The taxon was subsequently treated as a separate species. MolluscaBase accepts the name Conus reductaspiralis, lists Conus (Splinoconus) reductaspiralis as an alternative representation, and regards the former subspecies name as a superseded rank. Names placing the species in Kioconus are listed as unaccepted. The Australian Faunal Directory uses the subgeneric form Conus (Splinoconus) reductaspiralis as its accepted name.
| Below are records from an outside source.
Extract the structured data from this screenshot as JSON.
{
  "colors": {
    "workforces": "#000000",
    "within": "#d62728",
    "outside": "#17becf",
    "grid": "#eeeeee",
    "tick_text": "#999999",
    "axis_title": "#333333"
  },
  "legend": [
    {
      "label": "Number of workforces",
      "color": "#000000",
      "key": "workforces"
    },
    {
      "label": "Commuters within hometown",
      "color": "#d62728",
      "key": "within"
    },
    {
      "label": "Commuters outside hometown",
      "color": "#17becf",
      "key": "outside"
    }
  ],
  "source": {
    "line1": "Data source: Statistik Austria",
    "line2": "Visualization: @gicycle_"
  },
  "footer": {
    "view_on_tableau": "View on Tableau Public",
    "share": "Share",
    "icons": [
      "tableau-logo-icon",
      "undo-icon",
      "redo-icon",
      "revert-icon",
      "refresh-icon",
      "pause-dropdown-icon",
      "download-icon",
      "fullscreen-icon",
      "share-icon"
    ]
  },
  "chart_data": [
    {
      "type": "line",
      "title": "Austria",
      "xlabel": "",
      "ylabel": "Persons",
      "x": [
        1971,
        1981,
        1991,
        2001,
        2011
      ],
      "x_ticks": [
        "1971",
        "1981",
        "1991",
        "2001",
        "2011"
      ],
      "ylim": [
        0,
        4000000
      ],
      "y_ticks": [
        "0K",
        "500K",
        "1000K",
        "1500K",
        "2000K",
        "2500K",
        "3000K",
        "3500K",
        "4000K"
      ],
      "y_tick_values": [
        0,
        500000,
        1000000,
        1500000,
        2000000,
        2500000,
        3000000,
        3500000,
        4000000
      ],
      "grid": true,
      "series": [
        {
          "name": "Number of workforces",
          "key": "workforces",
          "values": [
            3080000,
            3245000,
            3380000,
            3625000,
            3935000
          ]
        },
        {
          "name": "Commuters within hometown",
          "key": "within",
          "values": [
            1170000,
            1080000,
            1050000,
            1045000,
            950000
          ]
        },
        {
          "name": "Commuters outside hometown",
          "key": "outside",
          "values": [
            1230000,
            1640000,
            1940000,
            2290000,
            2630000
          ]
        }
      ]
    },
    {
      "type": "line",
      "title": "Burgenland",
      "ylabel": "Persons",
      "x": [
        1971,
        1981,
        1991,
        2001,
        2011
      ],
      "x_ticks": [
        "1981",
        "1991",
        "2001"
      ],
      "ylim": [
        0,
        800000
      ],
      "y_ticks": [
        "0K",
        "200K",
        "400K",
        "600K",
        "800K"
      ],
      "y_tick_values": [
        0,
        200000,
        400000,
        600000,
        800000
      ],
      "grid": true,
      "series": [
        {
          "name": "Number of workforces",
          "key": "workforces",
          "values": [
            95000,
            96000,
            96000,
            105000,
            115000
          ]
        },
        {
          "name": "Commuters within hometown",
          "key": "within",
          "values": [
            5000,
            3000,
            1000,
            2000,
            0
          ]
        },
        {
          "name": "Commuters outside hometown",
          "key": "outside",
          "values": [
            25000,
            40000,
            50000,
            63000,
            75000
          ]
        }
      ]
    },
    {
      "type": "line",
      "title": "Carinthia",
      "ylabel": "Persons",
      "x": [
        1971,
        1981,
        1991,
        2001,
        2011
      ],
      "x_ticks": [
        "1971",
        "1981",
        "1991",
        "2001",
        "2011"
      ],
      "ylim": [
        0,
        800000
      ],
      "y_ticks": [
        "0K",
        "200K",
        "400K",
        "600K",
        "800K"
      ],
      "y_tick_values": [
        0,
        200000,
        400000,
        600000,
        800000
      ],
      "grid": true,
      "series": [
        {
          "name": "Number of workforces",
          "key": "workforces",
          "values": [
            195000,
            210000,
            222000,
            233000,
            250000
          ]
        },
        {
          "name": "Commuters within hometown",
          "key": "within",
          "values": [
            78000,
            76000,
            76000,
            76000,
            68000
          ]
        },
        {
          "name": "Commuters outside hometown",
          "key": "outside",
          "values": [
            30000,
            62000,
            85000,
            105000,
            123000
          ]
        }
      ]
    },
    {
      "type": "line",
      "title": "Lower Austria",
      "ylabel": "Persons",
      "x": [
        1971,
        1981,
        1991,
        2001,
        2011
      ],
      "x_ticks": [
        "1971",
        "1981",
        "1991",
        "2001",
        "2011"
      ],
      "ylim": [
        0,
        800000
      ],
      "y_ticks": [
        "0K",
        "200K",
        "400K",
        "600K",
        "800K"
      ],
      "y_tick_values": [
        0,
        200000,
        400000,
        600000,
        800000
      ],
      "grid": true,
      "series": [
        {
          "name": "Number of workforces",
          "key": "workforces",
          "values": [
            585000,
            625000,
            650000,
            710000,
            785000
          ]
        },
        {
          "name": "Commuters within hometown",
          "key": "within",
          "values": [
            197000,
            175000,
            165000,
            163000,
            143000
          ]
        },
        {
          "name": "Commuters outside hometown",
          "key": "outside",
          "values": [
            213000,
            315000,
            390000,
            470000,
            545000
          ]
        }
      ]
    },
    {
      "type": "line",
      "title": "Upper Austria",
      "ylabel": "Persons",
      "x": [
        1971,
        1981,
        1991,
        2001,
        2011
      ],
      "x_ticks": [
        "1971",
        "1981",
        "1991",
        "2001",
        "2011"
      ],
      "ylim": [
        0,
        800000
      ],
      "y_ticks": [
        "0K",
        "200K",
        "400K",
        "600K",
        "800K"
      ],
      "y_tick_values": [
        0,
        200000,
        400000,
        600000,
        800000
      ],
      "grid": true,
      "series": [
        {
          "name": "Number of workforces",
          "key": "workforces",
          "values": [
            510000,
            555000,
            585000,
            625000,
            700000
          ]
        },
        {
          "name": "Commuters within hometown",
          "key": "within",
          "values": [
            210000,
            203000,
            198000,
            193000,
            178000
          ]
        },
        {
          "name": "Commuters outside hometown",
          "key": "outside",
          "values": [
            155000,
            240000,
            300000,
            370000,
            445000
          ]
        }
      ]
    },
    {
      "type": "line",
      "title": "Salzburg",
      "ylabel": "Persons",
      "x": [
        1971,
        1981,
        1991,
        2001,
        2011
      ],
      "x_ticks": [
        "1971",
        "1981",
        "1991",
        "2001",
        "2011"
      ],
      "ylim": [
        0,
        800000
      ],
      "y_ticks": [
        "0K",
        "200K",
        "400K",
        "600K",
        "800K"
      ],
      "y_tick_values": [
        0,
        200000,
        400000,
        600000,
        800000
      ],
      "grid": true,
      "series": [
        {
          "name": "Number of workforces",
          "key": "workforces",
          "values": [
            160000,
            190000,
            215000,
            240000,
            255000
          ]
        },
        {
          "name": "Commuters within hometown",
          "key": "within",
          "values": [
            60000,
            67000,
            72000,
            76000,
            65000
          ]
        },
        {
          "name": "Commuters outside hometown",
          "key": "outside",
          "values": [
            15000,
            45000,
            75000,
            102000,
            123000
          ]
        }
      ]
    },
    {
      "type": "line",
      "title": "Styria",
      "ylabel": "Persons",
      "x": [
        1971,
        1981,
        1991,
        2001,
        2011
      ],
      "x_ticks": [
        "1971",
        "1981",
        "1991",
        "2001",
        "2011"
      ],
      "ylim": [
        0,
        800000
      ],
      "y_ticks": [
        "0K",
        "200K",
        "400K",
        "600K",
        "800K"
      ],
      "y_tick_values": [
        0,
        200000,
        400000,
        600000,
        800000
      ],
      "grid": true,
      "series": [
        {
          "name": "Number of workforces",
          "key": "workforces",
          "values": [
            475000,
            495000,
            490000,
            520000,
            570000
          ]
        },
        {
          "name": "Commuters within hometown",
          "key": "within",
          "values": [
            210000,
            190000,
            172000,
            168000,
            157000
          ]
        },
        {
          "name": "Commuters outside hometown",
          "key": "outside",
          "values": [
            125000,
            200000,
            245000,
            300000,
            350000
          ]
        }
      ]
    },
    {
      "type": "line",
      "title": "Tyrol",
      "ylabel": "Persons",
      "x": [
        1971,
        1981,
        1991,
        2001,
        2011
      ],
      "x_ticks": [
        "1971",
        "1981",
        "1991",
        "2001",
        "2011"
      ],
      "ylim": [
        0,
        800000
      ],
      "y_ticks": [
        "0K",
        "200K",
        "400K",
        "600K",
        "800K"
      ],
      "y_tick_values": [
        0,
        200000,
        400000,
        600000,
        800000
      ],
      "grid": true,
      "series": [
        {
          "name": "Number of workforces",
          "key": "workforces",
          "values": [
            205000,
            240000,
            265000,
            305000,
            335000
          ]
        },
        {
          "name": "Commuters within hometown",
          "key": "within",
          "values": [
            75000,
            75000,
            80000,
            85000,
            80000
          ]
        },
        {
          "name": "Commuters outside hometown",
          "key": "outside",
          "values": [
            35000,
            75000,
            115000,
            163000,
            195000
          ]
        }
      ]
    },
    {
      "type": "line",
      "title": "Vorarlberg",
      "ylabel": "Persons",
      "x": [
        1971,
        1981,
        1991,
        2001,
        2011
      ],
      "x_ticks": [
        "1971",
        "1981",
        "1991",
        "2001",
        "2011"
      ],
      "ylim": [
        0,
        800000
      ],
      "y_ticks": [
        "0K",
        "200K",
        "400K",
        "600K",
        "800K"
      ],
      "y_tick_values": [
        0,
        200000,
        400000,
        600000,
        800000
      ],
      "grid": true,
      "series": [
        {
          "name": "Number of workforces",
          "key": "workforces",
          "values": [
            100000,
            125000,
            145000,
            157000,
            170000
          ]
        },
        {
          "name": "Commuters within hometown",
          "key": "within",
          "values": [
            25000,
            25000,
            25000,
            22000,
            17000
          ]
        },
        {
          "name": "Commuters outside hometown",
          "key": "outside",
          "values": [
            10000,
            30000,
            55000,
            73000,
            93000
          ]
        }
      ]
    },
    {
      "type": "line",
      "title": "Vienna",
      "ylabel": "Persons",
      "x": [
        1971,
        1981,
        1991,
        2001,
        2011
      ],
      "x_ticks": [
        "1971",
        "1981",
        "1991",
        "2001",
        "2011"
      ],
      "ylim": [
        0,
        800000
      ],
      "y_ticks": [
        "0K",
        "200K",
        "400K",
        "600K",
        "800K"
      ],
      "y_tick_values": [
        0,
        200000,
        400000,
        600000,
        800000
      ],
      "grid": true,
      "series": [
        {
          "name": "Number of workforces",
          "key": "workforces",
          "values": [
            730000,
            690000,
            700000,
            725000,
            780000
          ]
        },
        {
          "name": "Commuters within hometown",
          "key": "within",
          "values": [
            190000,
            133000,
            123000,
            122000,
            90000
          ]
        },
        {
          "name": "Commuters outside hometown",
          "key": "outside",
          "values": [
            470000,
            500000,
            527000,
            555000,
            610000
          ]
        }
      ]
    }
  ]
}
The separation of C. reductaspiralis, C. nielsenae and C. thevenardensis has been disputed. The IUCN assessment followed Australian specialists in treating all three as distinct species. A molecular classification published in 2015 retained most cone-snail species in Conus and recognized 57 subgenera within the genus.

==Distribution==
The species is endemic to Australia and occurs off Western Australia. The IUCN assessment described it as widely distributed within the state. Its type locality is Geraldton.

==Conservation==
The IUCN classified Conus reductaspiralis as Least Concern. Its assessment described the species as locally abundant and occurring in several marine protected areas. No specific threats were identified in the assessment.